Jan Bäse ist Industriedesigner durch und durch. Ausgebildet an der Kunsthochschule Berlin-Weißensee und in Frankreich an der École nationale supérieure des arts appliqués et des métiers d’art, hat er zunächst Agrarmaschinen für den französischen Weinbau gestaltet. Inzwischen ist er seit 20 Jahren Partner in der von seinem ehemaligen Berliner Professor Helmut Staubach gegründeten Designagentur büro+staubach – und seit 2016 hauptberuflich selbst zurück in der Hochschul-Welt: als Professor für Industriedesign am Institut für Industrial Design der Hochschule Magdeburg-Stendal.

Herr Bäse, laut Website der Hochschule Magdeburg-Stendal sind Sie zuständig für den Bereich „Investitionsgüterdesign“. Was genau verbirgt sich hinter dem Gebiet Ihrer Berufung?

Jan Bäse: Das frage ich meine Studierenden auch immer, wenn ich mich ihnen vorstelle – und mache daraus ein Quiz.

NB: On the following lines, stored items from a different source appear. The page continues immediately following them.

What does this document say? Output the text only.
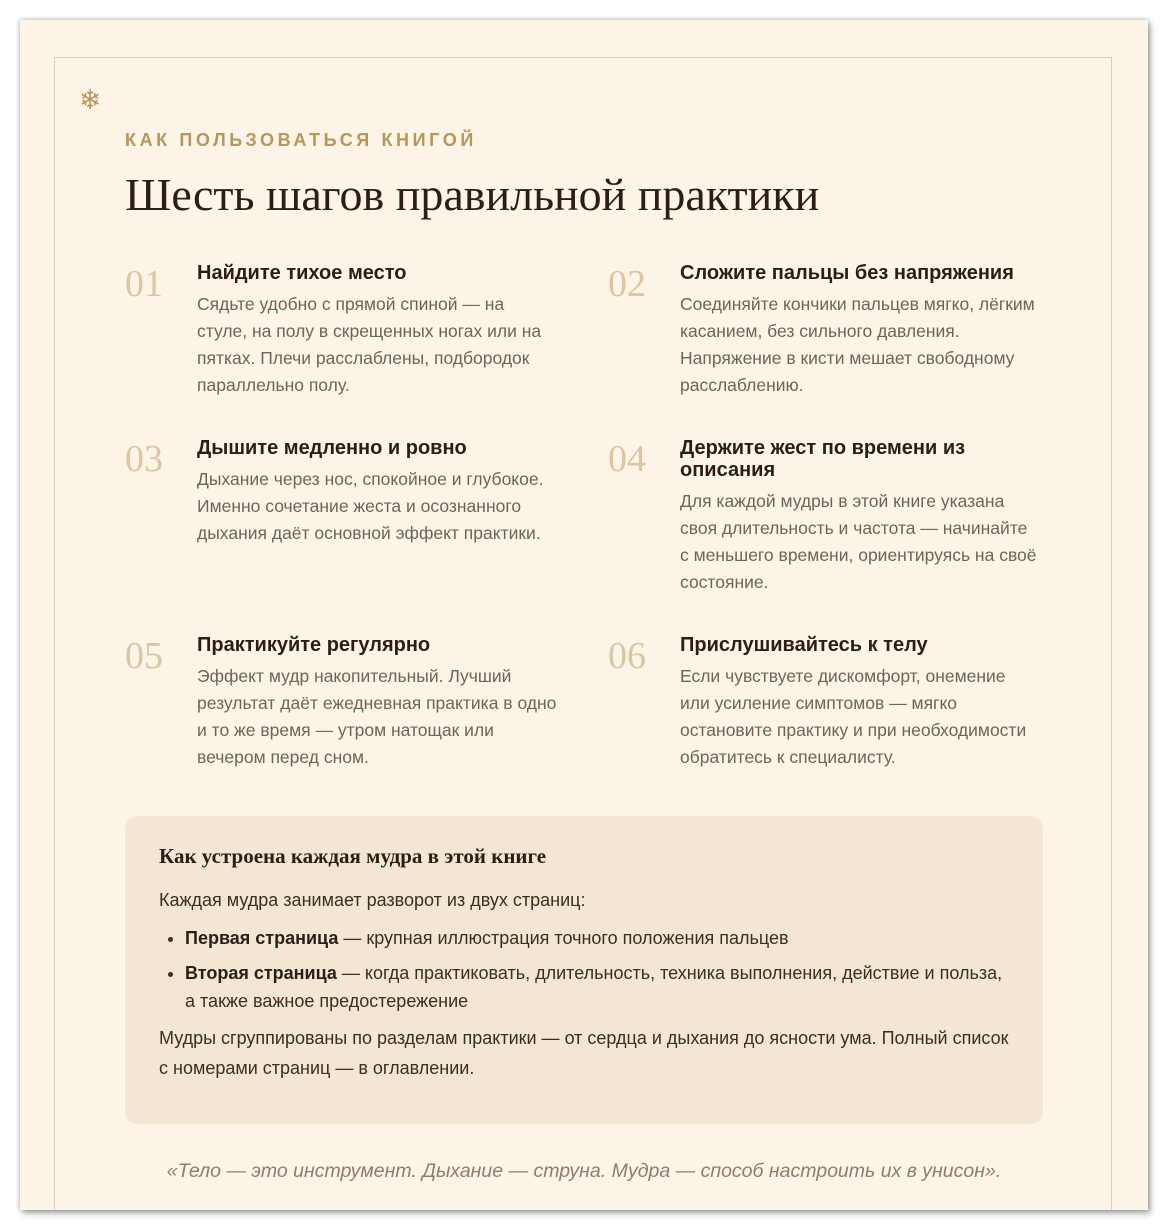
❄
КАК ПОЛЬЗОВАТЬСЯ КНИГОЙ
Шесть шагов правильной практики
01 Найдите тихое место

Сядьте удобно с прямой спиной — на стуле, на полу в скрещенных ногах или на пятках. Плечи расслаблены, подбородок параллельно полу.

02 Сложите пальцы без напряжения

Соединяйте кончики пальцев мягко, лёгким касанием, без сильного давления. Напряжение в кисти мешает свободному расслаблению.

03 Дышите медленно и ровно

Дыхание через нос, спокойное и глубокое. Именно сочетание жеста и осознанного дыхания даёт основной эффект практики.

04 Держите жест по времени из описания

Для каждой мудры в этой книге указана своя длительность и частота — начинайте с меньшего времени, ориентируясь на своё состояние.

05 Практикуйте регулярно

Эффект мудр накопительный. Лучший результат даёт ежедневная практика в одно и то же время — утром натощак или вечером перед сном.

06 Прислушивайтесь к телу

Если чувствуете дискомфорт, онемение или усиление симптомов — мягко остановите практику и при необходимости обратитесь к специалисту.

Как устроена каждая мудра в этой книге

Каждая мудра занимает разворот из двух страниц:

• Первая страница — крупная иллюстрация точного положения пальцев
• Вторая страница — когда практиковать, длительность, техника выполнения, действие и польза, а также важное предостережение

Мудры сгруппированы по разделам практики — от сердца и дыхания до ясности ума. Полный список с номерами страниц — в оглавлении.

«Тело — это инструмент. Дыхание — струна. Мудра — способ настроить их в унисон».
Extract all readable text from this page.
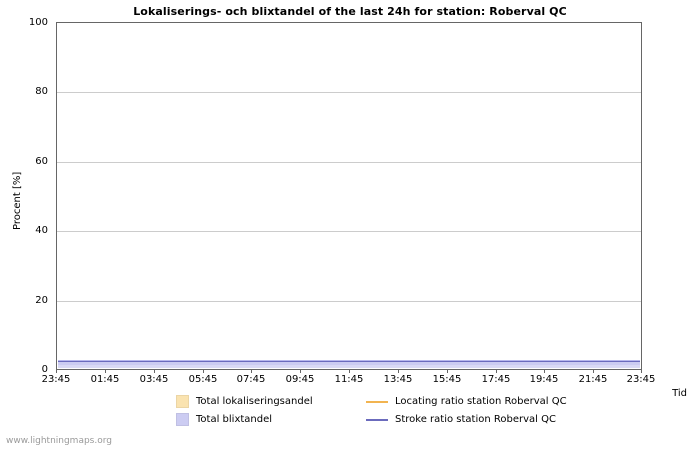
Lokaliserings- och blixtandel of the last 24h for station: Roberval QC
Procent [%]
100
80
60
40
20
0
23:45	01:45	03:45	05:45	07:45	09:45	11:45	13:45	15:45	17:45	19:45	21:45	23:45
Tid
Total lokaliseringsandel	Locating ratio station Roberval QC
Total blixtandel	Stroke ratio station Roberval QC
www.lightningmaps.org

Ich erkläre es durchs Ausschlussprinzip: Wer an Industriedesign denkt, denkt oft an Möbel, Smartphones, Automobile – das sind alles Konsumgüter, die wir für den persönlichen Gebrauch erwerben. Nun stellt sich die Frage: Was bleibt denn dann noch übrig? Die Antwort lautet: Investitionsgüter. Dabei handelt es sich zum Beispiel um Fahrzeuge im öffentlichen Nahverkehr, Flugzeugkabinen oder auch Zahnarztstühle. Die kauft sich zwar niemand für den Eigenbedarf. Aber auch von diesen Gütern erwarten wir, dass sie gut gestaltet sind.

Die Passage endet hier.